13/1/08

Pisando pétalos de rosa

Un pie, otro pie, un pie, otro pie…
Andaba con la cabeza inclinada hacia el suelo vigilando sus pies, asegurándose de no dejar ni la más mínima porción de carretera visible entre un pie y el que situaba delante. Dedo gordo, talón, dedo gordo, talón… Así, descalza, era como iba lentamente avanzando; haciendo suya la línea amarilla con una hilera contínua de huellas ensangrentadas.

Pasaban pocos coches, y los pocos que sí no mostraban intención de frenar, ni mucho menos de parar. A nadie le importaba la pequeña figura con el vestido corto y las piernas morenas con las venas por fuera, su menstruación tiñiendo de nuevo la pintura vieja. Las últimas familias y surfistas, que al anochecer regresaban a casa o al hotel tras un día de pleno sol en la playa, no veían más que árboles altos y la serpiente negra sobre la que conducían. Ni Dios se preocupaba por la joven adolescente de cara inexpresiva que andaba absorta en sus pies dejando su placenta marcando el camino de regreso como si fuera Hansel dejando caer las migas de pan.

Era imposible que no se hubiera dado cuenta: era imposible que tras horas de mirarse los pies no hubiera notado las ramificaciones chivatas que goteaban por detrás de su talones. Pero tampoco daba señales de haber visto algo fuera de lo normal.

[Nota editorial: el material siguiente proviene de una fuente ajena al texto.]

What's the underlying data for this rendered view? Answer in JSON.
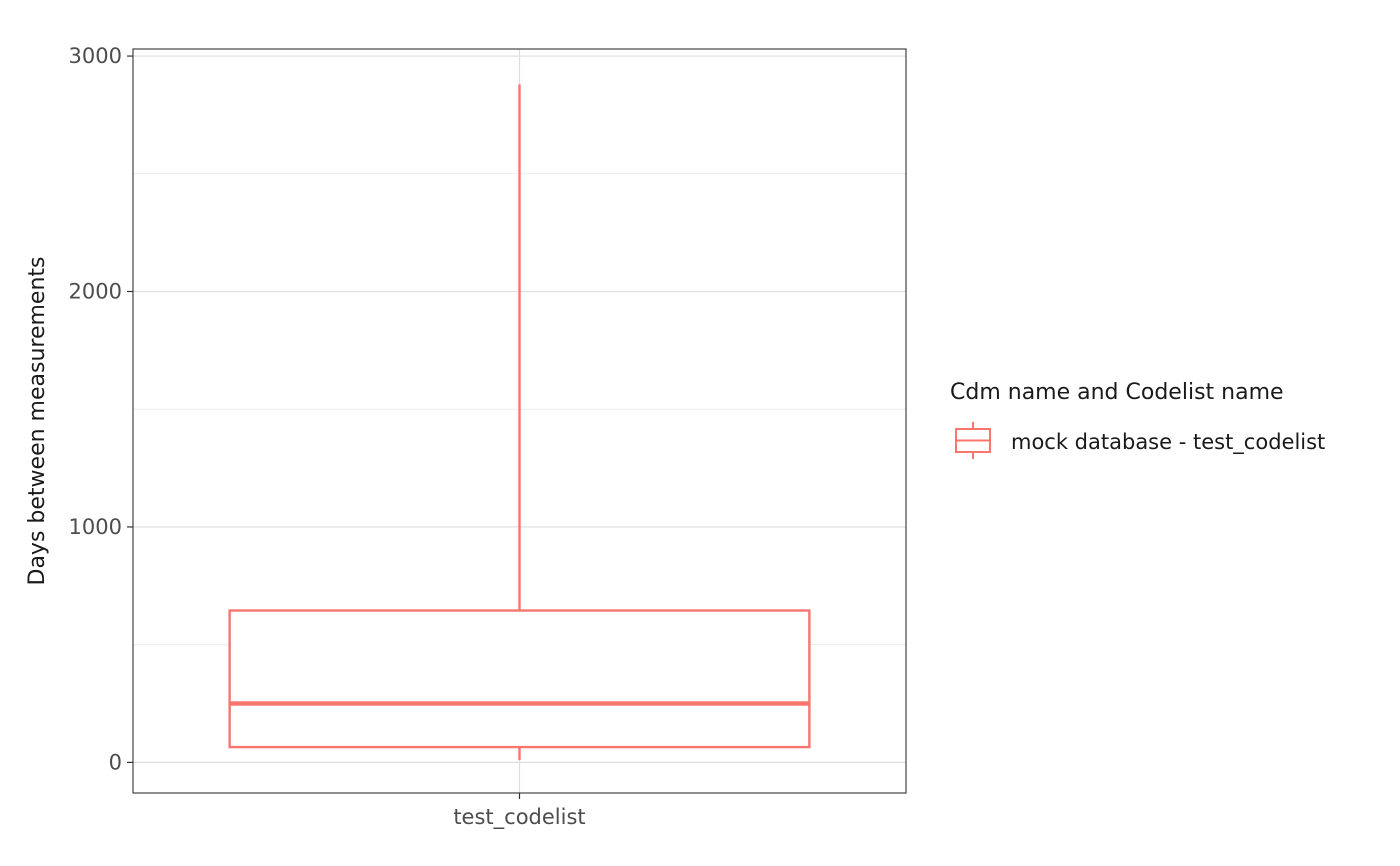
{
  "chart_data": {
    "type": "boxplot",
    "categories": [
      "test_codelist"
    ],
    "series": [
      {
        "name": "mock database - test_codelist",
        "color": "#F8766D",
        "boxes": [
          {
            "category": "test_codelist",
            "min": 10,
            "q1": 65,
            "median": 250,
            "q3": 645,
            "max": 2880
          }
        ]
      }
    ],
    "ylabel": "Days between measurements",
    "xlabel": "",
    "ylim": [
      -130,
      3030
    ],
    "yticks": [
      0,
      1000,
      2000,
      3000
    ],
    "yminor": [
      500,
      1500,
      2500
    ],
    "grid": true,
    "legend": {
      "title": "Cdm name and Codelist name",
      "position": "right",
      "entries": [
        "mock database - test_codelist"
      ]
    }
  }
}
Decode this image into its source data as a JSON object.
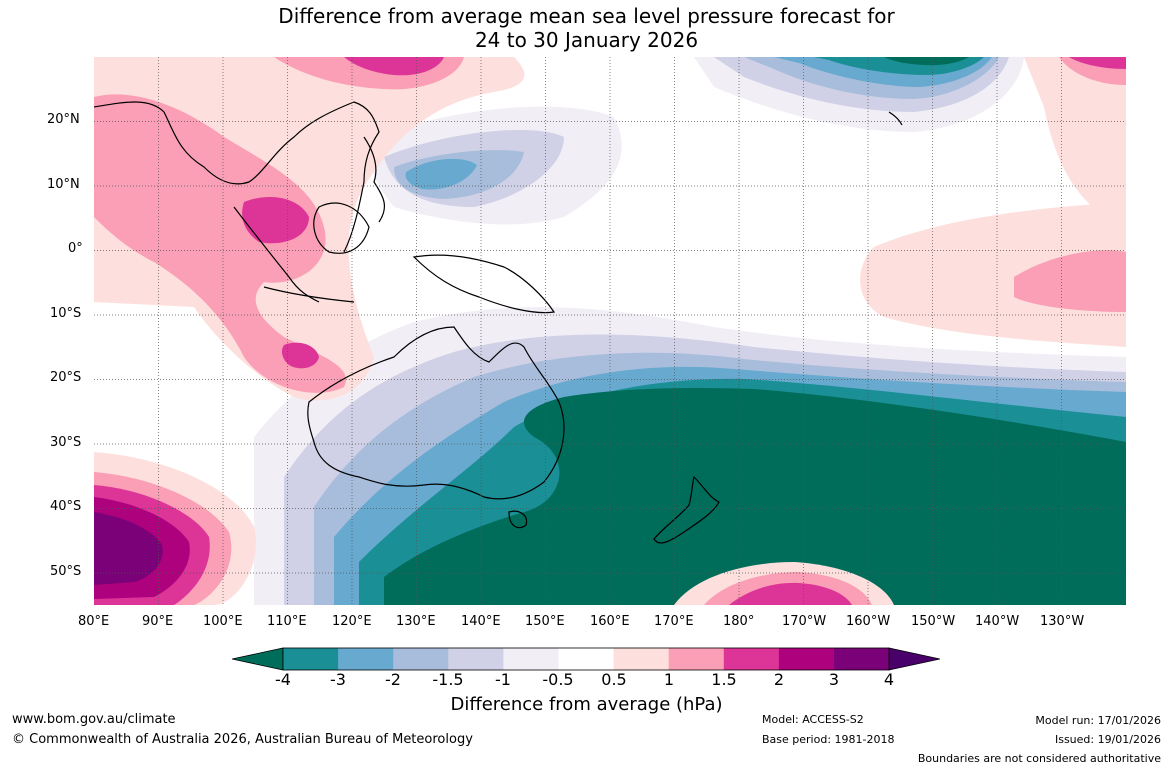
{
  "title": {
    "line1": "Difference from average mean sea level pressure forecast for",
    "line2": "24 to 30 January 2026"
  },
  "axes": {
    "lat_labels": [
      "20°N",
      "10°N",
      "0°",
      "10°S",
      "20°S",
      "30°S",
      "40°S",
      "50°S"
    ],
    "lon_labels": [
      "80°E",
      "90°E",
      "100°E",
      "110°E",
      "120°E",
      "130°E",
      "140°E",
      "150°E",
      "160°E",
      "170°E",
      "180°",
      "170°W",
      "160°W",
      "150°W",
      "140°W",
      "130°W"
    ]
  },
  "colorbar": {
    "title": "Difference from average (hPa)",
    "tick_labels": [
      "-4",
      "-3",
      "-2",
      "-1.5",
      "-1",
      "-0.5",
      "0.5",
      "1",
      "1.5",
      "2",
      "3",
      "4"
    ],
    "colors": [
      "#006d5b",
      "#1a8f96",
      "#67a9cf",
      "#a7bddb",
      "#d0d1e6",
      "#f1eef6",
      "#ffffff",
      "#fde0dd",
      "#fa9fb5",
      "#dd3497",
      "#ae017e",
      "#7a0177",
      "#49006a"
    ]
  },
  "footer": {
    "url": "www.bom.gov.au/climate",
    "copyright": "© Commonwealth of Australia 2026, Australian Bureau of Meteorology",
    "model": "Model: ACCESS-S2",
    "base_period": "Base period: 1981-2018",
    "model_run": "Model run: 17/01/2026",
    "issued": "Issued: 19/01/2026",
    "boundaries": "Boundaries are not considered authoritative"
  }
}
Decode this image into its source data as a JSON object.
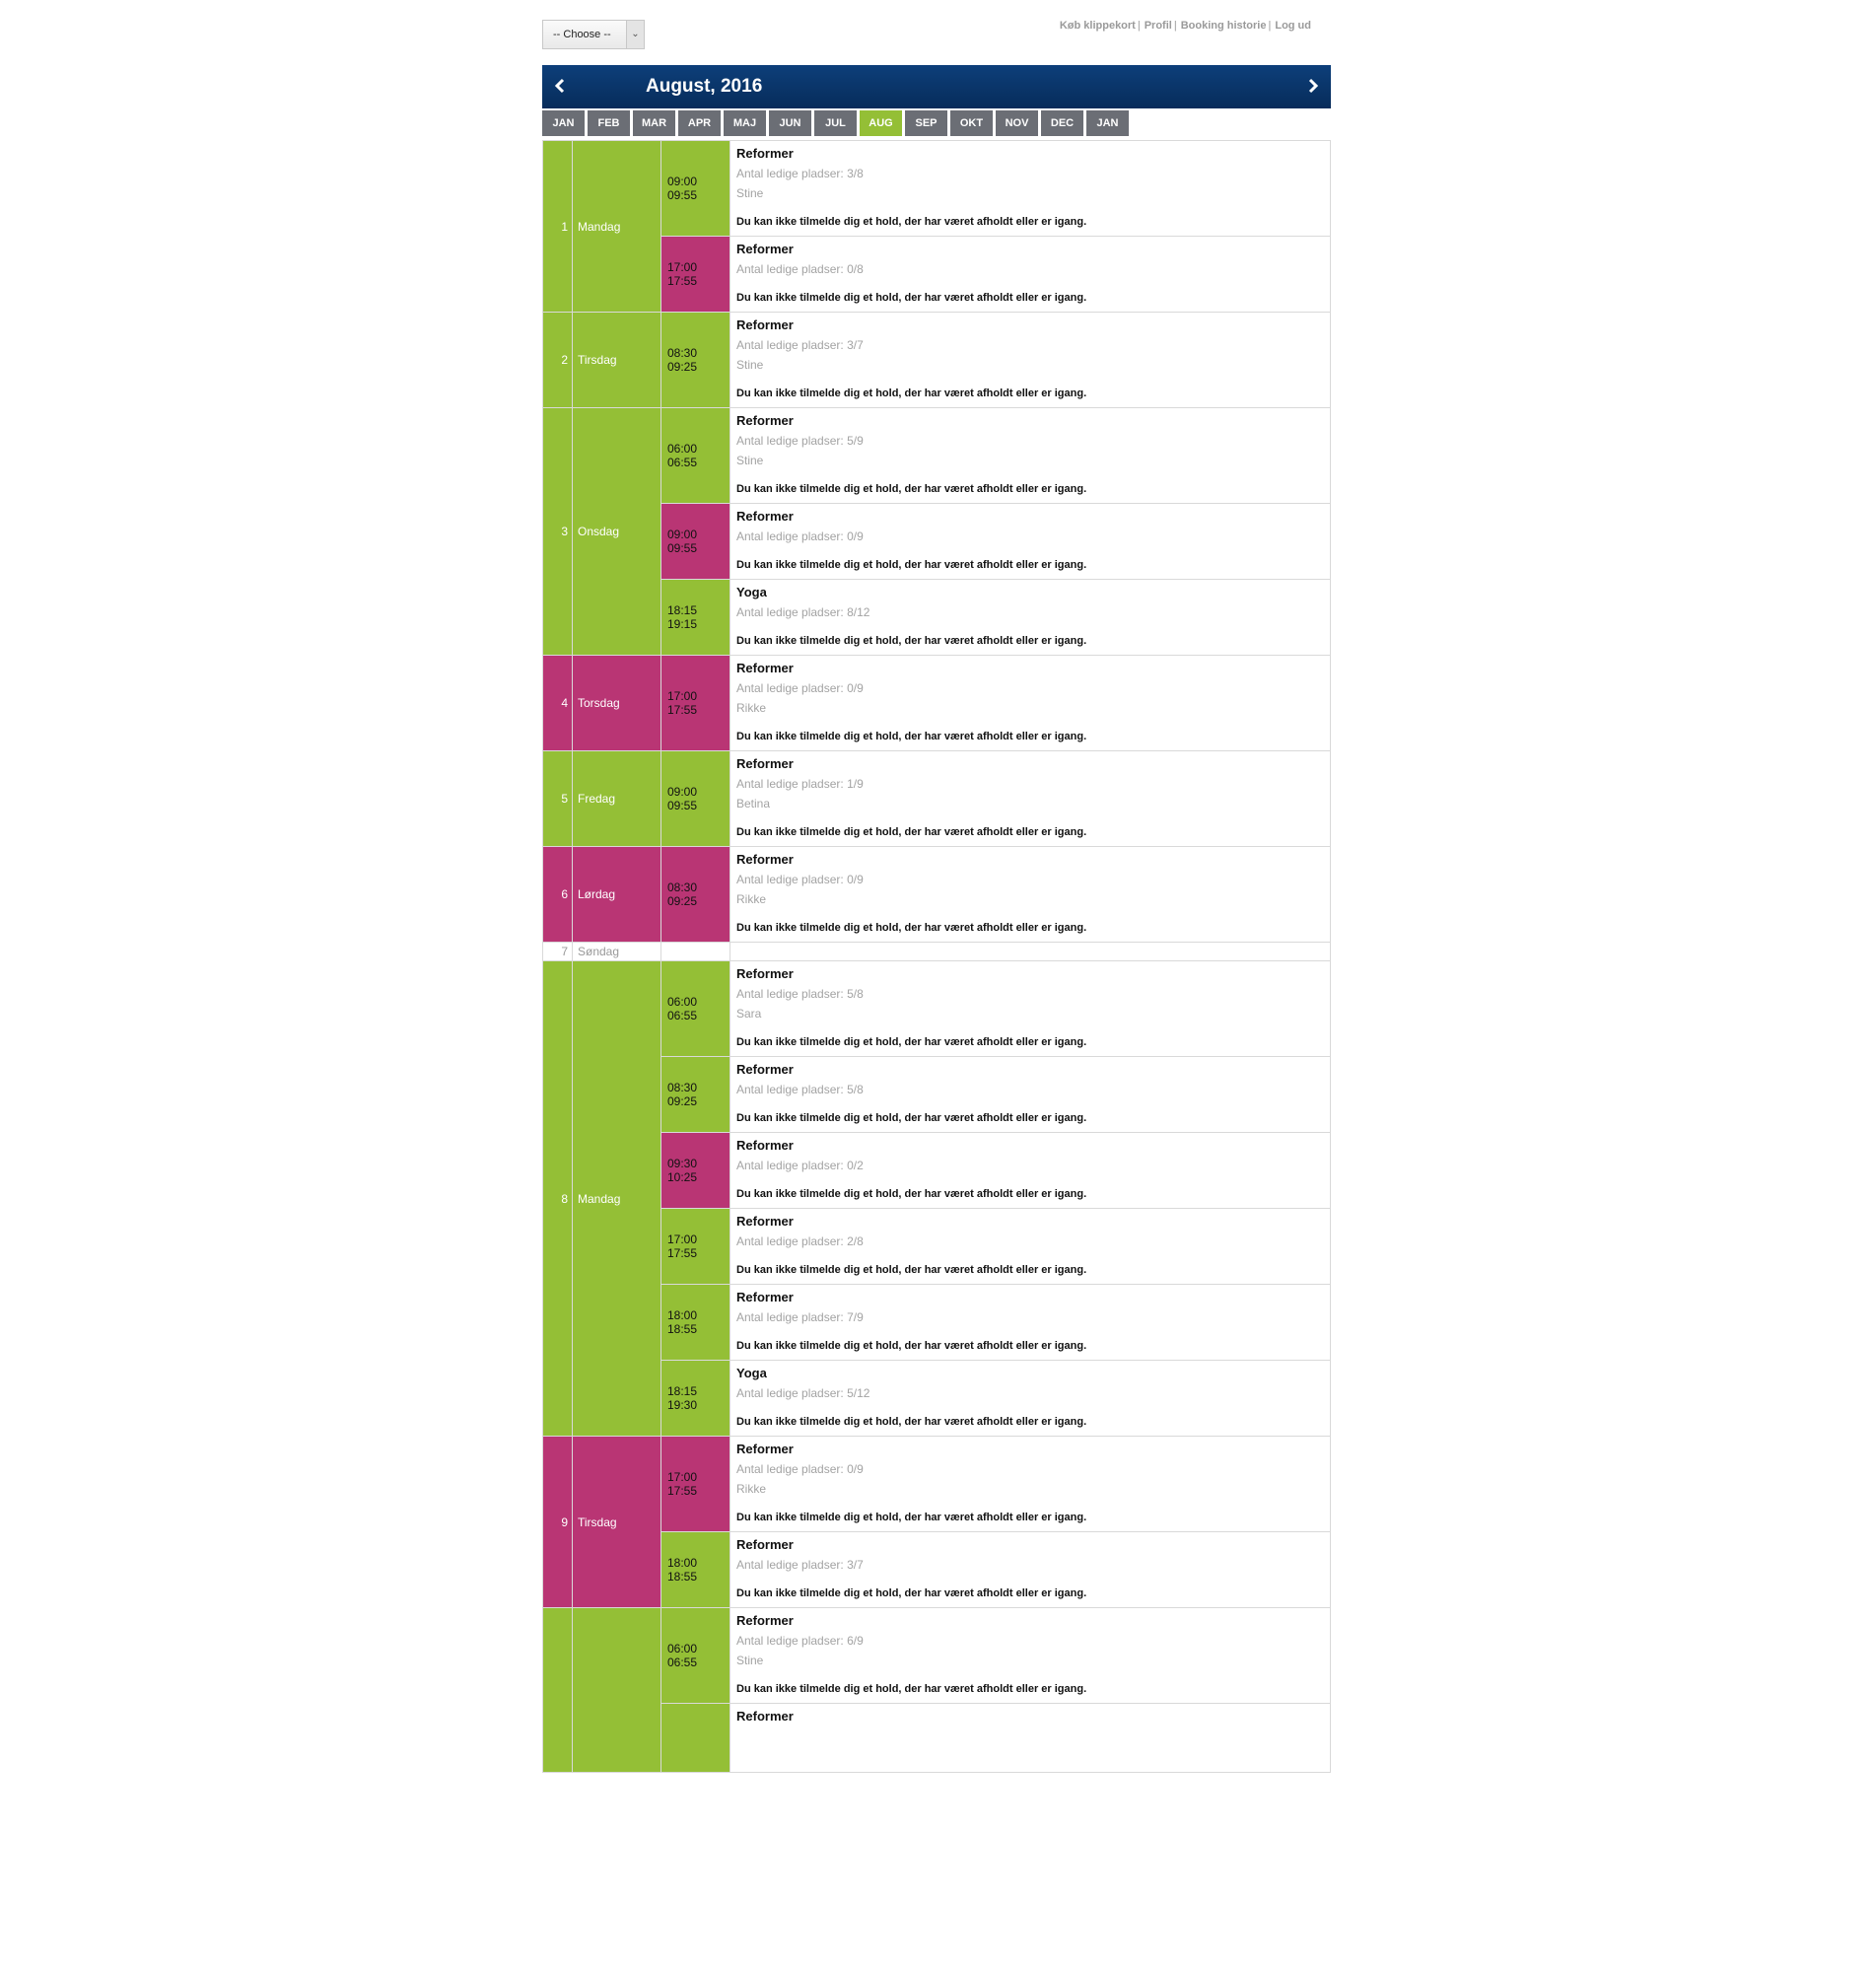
{
  "choose": {
    "label": "-- Choose --"
  },
  "usernav": [
    {
      "label": "Køb klippekort"
    },
    {
      "label": "Profil"
    },
    {
      "label": "Booking historie"
    },
    {
      "label": "Log ud"
    }
  ],
  "header": {
    "title": "August, 2016"
  },
  "months": [
    "JAN",
    "FEB",
    "MAR",
    "APR",
    "MAJ",
    "JUN",
    "JUL",
    "AUG",
    "SEP",
    "OKT",
    "NOV",
    "DEC",
    "JAN"
  ],
  "active_month_index": 7,
  "colors": {
    "green": "#94bf36",
    "pink": "#b93574",
    "navy": "#0d3f7a",
    "tab": "#6b6e75"
  },
  "common": {
    "spots_prefix": "Antal ledige pladser: ",
    "note": "Du kan ikke tilmelde dig et hold, der har været afholdt eller er igang."
  },
  "days": [
    {
      "num": "1",
      "name": "Mandag",
      "color": "green",
      "sessions": [
        {
          "start": "09:00",
          "end": "09:55",
          "color": "green",
          "class": "Reformer",
          "spots": "3/8",
          "instructor": "Stine"
        },
        {
          "start": "17:00",
          "end": "17:55",
          "color": "pink",
          "class": "Reformer",
          "spots": "0/8",
          "instructor": ""
        }
      ]
    },
    {
      "num": "2",
      "name": "Tirsdag",
      "color": "green",
      "sessions": [
        {
          "start": "08:30",
          "end": "09:25",
          "color": "green",
          "class": "Reformer",
          "spots": "3/7",
          "instructor": "Stine"
        }
      ]
    },
    {
      "num": "3",
      "name": "Onsdag",
      "color": "green",
      "sessions": [
        {
          "start": "06:00",
          "end": "06:55",
          "color": "green",
          "class": "Reformer",
          "spots": "5/9",
          "instructor": "Stine"
        },
        {
          "start": "09:00",
          "end": "09:55",
          "color": "pink",
          "class": "Reformer",
          "spots": "0/9",
          "instructor": ""
        },
        {
          "start": "18:15",
          "end": "19:15",
          "color": "green",
          "class": "Yoga",
          "spots": "8/12",
          "instructor": ""
        }
      ]
    },
    {
      "num": "4",
      "name": "Torsdag",
      "color": "pink",
      "sessions": [
        {
          "start": "17:00",
          "end": "17:55",
          "color": "pink",
          "class": "Reformer",
          "spots": "0/9",
          "instructor": "Rikke"
        }
      ]
    },
    {
      "num": "5",
      "name": "Fredag",
      "color": "green",
      "sessions": [
        {
          "start": "09:00",
          "end": "09:55",
          "color": "green",
          "class": "Reformer",
          "spots": "1/9",
          "instructor": "Betina"
        }
      ]
    },
    {
      "num": "6",
      "name": "Lørdag",
      "color": "pink",
      "sessions": [
        {
          "start": "08:30",
          "end": "09:25",
          "color": "pink",
          "class": "Reformer",
          "spots": "0/9",
          "instructor": "Rikke"
        }
      ]
    },
    {
      "num": "7",
      "name": "Søndag",
      "color": "white",
      "sessions": []
    },
    {
      "num": "8",
      "name": "Mandag",
      "color": "green",
      "sessions": [
        {
          "start": "06:00",
          "end": "06:55",
          "color": "green",
          "class": "Reformer",
          "spots": "5/8",
          "instructor": "Sara"
        },
        {
          "start": "08:30",
          "end": "09:25",
          "color": "green",
          "class": "Reformer",
          "spots": "5/8",
          "instructor": ""
        },
        {
          "start": "09:30",
          "end": "10:25",
          "color": "pink",
          "class": "Reformer",
          "spots": "0/2",
          "instructor": ""
        },
        {
          "start": "17:00",
          "end": "17:55",
          "color": "green",
          "class": "Reformer",
          "spots": "2/8",
          "instructor": ""
        },
        {
          "start": "18:00",
          "end": "18:55",
          "color": "green",
          "class": "Reformer",
          "spots": "7/9",
          "instructor": ""
        },
        {
          "start": "18:15",
          "end": "19:30",
          "color": "green",
          "class": "Yoga",
          "spots": "5/12",
          "instructor": ""
        }
      ]
    },
    {
      "num": "9",
      "name": "Tirsdag",
      "color": "pink",
      "sessions": [
        {
          "start": "17:00",
          "end": "17:55",
          "color": "pink",
          "class": "Reformer",
          "spots": "0/9",
          "instructor": "Rikke"
        },
        {
          "start": "18:00",
          "end": "18:55",
          "color": "green",
          "class": "Reformer",
          "spots": "3/7",
          "instructor": ""
        }
      ]
    },
    {
      "num": "",
      "name": "",
      "color": "green",
      "sessions": [
        {
          "start": "06:00",
          "end": "06:55",
          "color": "green",
          "class": "Reformer",
          "spots": "6/9",
          "instructor": "Stine"
        },
        {
          "start": "",
          "end": "",
          "color": "green",
          "class": "Reformer",
          "spots": "",
          "instructor": ""
        }
      ]
    }
  ]
}
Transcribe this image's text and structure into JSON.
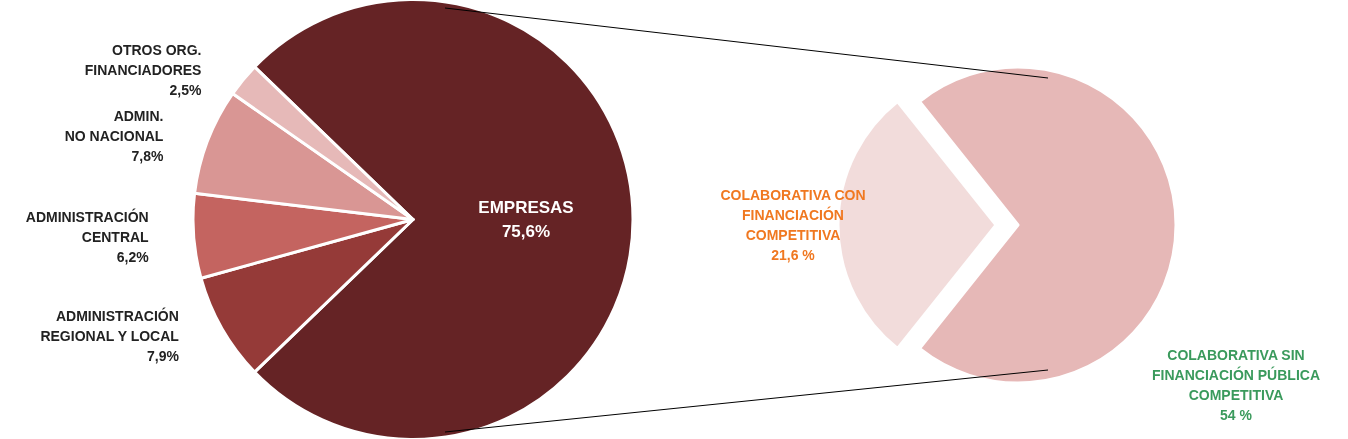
{
  "chart_data": [
    {
      "type": "pie",
      "categories": [
        "EMPRESAS",
        "ADMINISTRACIÓN\nREGIONAL Y LOCAL",
        "ADMINISTRACIÓN\nCENTRAL",
        "ADMIN.\nNO NACIONAL",
        "OTROS ORG.\nFINANCIADORES"
      ],
      "values": [
        75.6,
        7.9,
        6.2,
        7.8,
        2.5
      ],
      "value_labels": [
        "75,6%",
        "7,9%",
        "6,2%",
        "7,8%",
        "2,5%"
      ],
      "colors": [
        "#652325",
        "#953a38",
        "#c46460",
        "#d99694",
        "#e6b9b8"
      ],
      "legend": false
    },
    {
      "type": "pie",
      "categories": [
        "COLABORATIVA CON\nFINANCIACIÓN\nCOMPETITIVA",
        "COLABORATIVA SIN\nFINANCIACIÓN PÚBLICA\nCOMPETITIVA"
      ],
      "values": [
        21.6,
        54
      ],
      "value_labels": [
        "21,6 %",
        "54 %"
      ],
      "colors": [
        "#f2dcdb",
        "#e6b8b7"
      ],
      "legend": false
    }
  ]
}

No parecía asustada, no mostraba dolor, no buscaba ayuda ni mostraba interés por limpiarse y parar el flujo. Caminaba oblivia a todo. Sin embargo sus ojos veían; de otra manera no hubiera recorrido tan perfectamente la línea, llegando hasta ese bosque donde el pino luchaba por reconquistar territorio de eucalipto.

El bosque acababa, los árboles eran aquí más jóvenes y crecían en filas que delataban intervención humana. Las dunas se iban desnudando, abriendo paso al mar. Todo estaba envuelto en llamas, los árboles que había dejado atrás eran cenizas consumidas por la pasión de un sol moribundo.

Ella seguía pisando pétalos de rosa a pesar de que tambián dejaba atrás la carretera y la línea amarilla que la había guiado hasta allí.

Un pie, otro pie, un pie, otro pie…
Sus dedos se hundieron en la arena, el talón también. Levantó la cara para saludar al mar, no con una sonrisa, de ésas no quedaban en ninguna talla desde el fin de la temporada anterior. El simple brillo de sus ojos fue su última muestra de humanidad antes de entregarse decidida a las corrientes y olas furiosas.